Volgens de WRR dwingen de internationalisering en de vergrijzing ons tot een model waarbij een werknemer flexibeler inzetbaar moet zijn en waarbij de ontslagvergoeding vervangen zou moeten worden door investeringen in loopbaanperspectief en opleiding voor de desbetreffende werknemer. De praktijk laat echter zien dat lang niet alle werknemers belang hebben bij dergelijke leerrechten, terwijl verwacht mag worden dat vooral de werkgevers in het mkb niet in staat of bereid zullen zijn zwaar te investeren in opleidingen en trainingen.
Bovendien besluiten steeds meer werknemers om na een noodgedwongen ontslag hun carrièrepad radicaal om te gooien door zelf als ondernemer aan de slag te gaan. Aangezien Nederland internationaal bepaald niet vooroploopt als het gaat om ondernemerslust, lijkt mij dit een ontwikkeling die zeker toegejuicht mag worden. In een dergelijke situatie is de werknemer veel beter af met een ontslagvergoeding die hij als startkapitaal voor zijn nieuwe onderneming kan inzetten dan met een bundel leerrechten.
Scholing
Moet er dan maar niets veranderen? Toch wel. De plannen van de WRR laten terecht zien hoe belangrijk continue (bij)scholing voor grote groepen werknemers is. Een wenselijke aanpassing van het huidige ontslagsysteem kan naar mijn mening in twee stappen bereikt worden. Stap 1: Schaf om te beginnen een van de twee ontslagroutes af, bij voorkeur de CWI-procedure. Laat een ontslag enkel nog door een onafhankelijke rechter toetsten, als partijen er zelf al niet uitkomen. Dit laatste is sinds de aanpassingen in de WW per 1 oktober 2006 (nog) makkelijker geworden.
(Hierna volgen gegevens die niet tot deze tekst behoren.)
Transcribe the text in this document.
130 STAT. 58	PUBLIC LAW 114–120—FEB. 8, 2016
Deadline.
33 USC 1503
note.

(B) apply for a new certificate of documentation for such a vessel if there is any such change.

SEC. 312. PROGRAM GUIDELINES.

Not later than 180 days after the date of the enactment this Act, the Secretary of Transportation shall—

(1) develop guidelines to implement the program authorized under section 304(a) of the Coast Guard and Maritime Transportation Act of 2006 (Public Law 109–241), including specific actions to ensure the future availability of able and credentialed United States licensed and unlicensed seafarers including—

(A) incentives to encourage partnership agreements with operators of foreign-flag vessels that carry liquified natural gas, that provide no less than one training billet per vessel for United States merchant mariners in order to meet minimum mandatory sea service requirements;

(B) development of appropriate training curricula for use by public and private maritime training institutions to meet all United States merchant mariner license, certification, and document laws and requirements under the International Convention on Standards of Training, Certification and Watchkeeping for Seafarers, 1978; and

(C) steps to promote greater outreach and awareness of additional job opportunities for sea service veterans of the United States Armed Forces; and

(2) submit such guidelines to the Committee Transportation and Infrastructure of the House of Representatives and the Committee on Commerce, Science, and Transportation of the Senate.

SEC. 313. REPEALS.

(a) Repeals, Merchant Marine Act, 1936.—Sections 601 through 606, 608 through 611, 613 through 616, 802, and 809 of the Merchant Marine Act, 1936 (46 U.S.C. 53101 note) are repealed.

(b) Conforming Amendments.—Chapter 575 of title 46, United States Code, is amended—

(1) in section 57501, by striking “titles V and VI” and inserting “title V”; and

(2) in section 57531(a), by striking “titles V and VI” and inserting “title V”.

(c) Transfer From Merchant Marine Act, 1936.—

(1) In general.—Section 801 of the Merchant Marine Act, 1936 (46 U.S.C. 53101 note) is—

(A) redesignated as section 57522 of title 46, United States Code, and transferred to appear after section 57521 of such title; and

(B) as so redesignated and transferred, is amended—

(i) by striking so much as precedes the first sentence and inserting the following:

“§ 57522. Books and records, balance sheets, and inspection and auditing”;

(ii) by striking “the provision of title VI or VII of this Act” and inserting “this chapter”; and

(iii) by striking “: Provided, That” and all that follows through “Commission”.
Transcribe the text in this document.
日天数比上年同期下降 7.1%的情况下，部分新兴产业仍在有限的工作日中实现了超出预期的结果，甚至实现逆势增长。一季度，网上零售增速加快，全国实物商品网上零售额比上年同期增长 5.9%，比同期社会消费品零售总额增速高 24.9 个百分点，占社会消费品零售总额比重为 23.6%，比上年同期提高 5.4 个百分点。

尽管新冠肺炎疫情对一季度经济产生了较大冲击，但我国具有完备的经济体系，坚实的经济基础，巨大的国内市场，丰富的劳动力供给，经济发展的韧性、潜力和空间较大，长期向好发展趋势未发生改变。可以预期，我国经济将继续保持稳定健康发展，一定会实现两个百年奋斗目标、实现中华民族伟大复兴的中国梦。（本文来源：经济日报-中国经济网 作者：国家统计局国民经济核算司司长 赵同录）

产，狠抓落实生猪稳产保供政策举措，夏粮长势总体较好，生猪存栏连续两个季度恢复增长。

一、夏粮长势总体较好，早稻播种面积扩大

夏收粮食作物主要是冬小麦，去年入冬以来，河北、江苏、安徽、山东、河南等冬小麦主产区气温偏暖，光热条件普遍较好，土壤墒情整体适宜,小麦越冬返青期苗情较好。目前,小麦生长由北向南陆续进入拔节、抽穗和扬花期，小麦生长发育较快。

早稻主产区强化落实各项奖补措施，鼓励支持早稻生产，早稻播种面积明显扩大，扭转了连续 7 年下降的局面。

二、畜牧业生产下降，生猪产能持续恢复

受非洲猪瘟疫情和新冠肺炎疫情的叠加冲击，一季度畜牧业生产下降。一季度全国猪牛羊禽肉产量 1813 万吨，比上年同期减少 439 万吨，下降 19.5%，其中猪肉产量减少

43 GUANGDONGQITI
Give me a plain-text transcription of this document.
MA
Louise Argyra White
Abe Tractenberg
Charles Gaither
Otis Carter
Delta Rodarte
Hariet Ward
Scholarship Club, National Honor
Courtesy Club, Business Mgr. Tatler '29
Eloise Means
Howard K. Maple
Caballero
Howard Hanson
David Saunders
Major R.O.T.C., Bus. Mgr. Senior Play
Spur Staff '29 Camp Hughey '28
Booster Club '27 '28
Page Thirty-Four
Stap 2: Spreek af dat een rechter bij het bepalen van een ontslagvergoeding rekening houdt met de investeringen die de werkgever tijdens het dienstverband gedaan heeft in scholing en opleiding van de werknemer. Zo worden werkgevers gestimuleerd om te investeren in hun werknemers. Immers, hoe meer scholing, hoe lager een eventuele ontslagvergoeding.
De auteur is arbeidsrechtadvocaat en oprichter van Ontslag.nl.